According to the Fresno Bee, these fines added up to $125,197. Most of the city's fines were issued to residential water users, who pay $25 for their first citation. (City officials provided the Bee with slightly lower numbers than reported by the state, saying they only issued 4,975 fines.)
Nearby, Fresno city issued a total of 1,761 fines in June, making it the second most active community for penalties in California. Fresno collected $79,245 from its fines, the Bee reported.
Together, these two cities accounted for more than 70% of California's June water use fines. The community of Olivehurst came in a comparatively close third, with 1,184, while Santa Cruz issued the fourth most, at 649.
Numerous other communities around the state also issued fines for using too much water. However, the data shows other communities handed out anywhere from one to a few dozen fines — not hundreds or thousands. Full data for some communities also wasn't immediately available; Montecito, for example, issued 671 fines in April, but numbers for May and June were not included in the state data.
Clovis and Fresno both had historically high per capita water use and were ordered to make big cuts earlier this year, but they also weren't the most extreme offenders.
After Brown ordered mandatory cutbacks, Clovis was ordered to reduce water consumption by 36%. At the time, the state listed the city's per person per day water use at 235.2 gallons, based on 2014 data.
Clovis nearly made its state-mandated goal, trimming water use by 33% in June, as compared to 2013.
Per capita water use in Fresno was listed at 146.4 gallons per day when the mandatory cuts were announced, and the city was ordered to reduce water use by 28%. It exceeded that target in June, cutting water use by 30%.
In other words, both cities significantly reduced the amount of water they use while collectively handing out thousands of fines.
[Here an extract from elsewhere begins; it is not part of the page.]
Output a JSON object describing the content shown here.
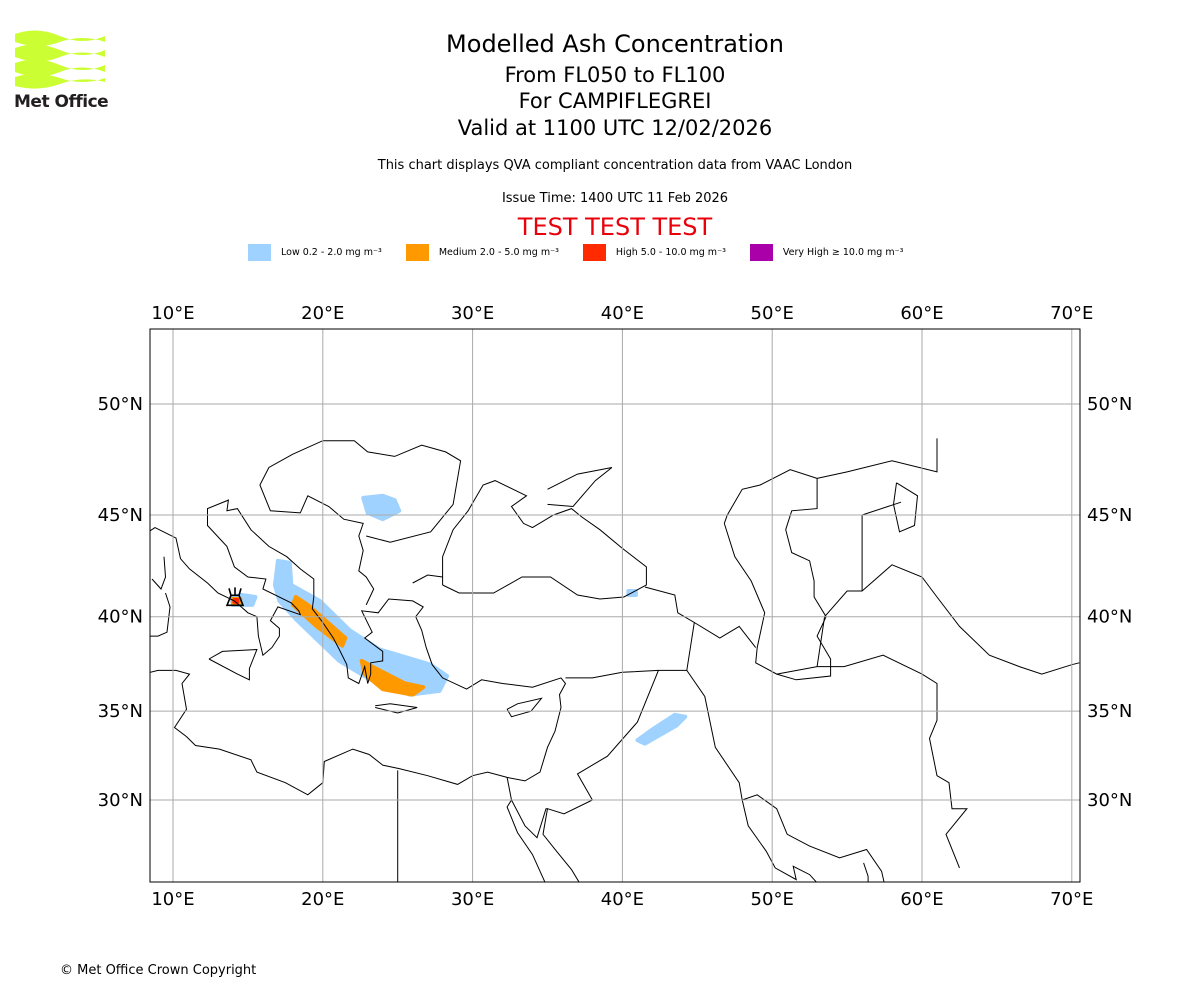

But an entirely different story played out in other communities. In the Bella Vista Water District, which serves a community in Northern California, the state listed per capita water use at 386.3 gallons per day. The district was ordered to reduce use by 36% — the same as in Clovis.
In June, the Bella Vista Water District didn't hand out a single fine, but still managed to reduce water use by a whopping 52%.
On the other hand, Fallbrook, in San Diego County, was using 217.3 gallons of water per person per day and also was ordered to make a 36% reduction. Like Bella Vista, Fallbrook didn't hand out any fines in June, but it also didn't cut back much; state numbers show it only reduced use by 9% in June, making it among the worst-performing communities in the state.
And then of course there's Santa Cruz, which started out with very low per capita water consumption, issued hundreds of fines, and managed to cut back by 32% in June — far exceeding its target of only 8%.
Other communities — all of which issued fewer fines than Clovis and Fresno — run the gamut, from successfully reducing water use to making very few improvments at all.
It's difficult to draw a clear conclusion from these results – Do fines work? Are they the best solution? — and California is a state with incredibly diverse climates and built environments. What is clear, however, is that as the drought drags on California cities continue to function effectively as labs experimenting with solutions.
Jim Dalrymple is a reporter for BuzzFeed News and is based in Los Angeles.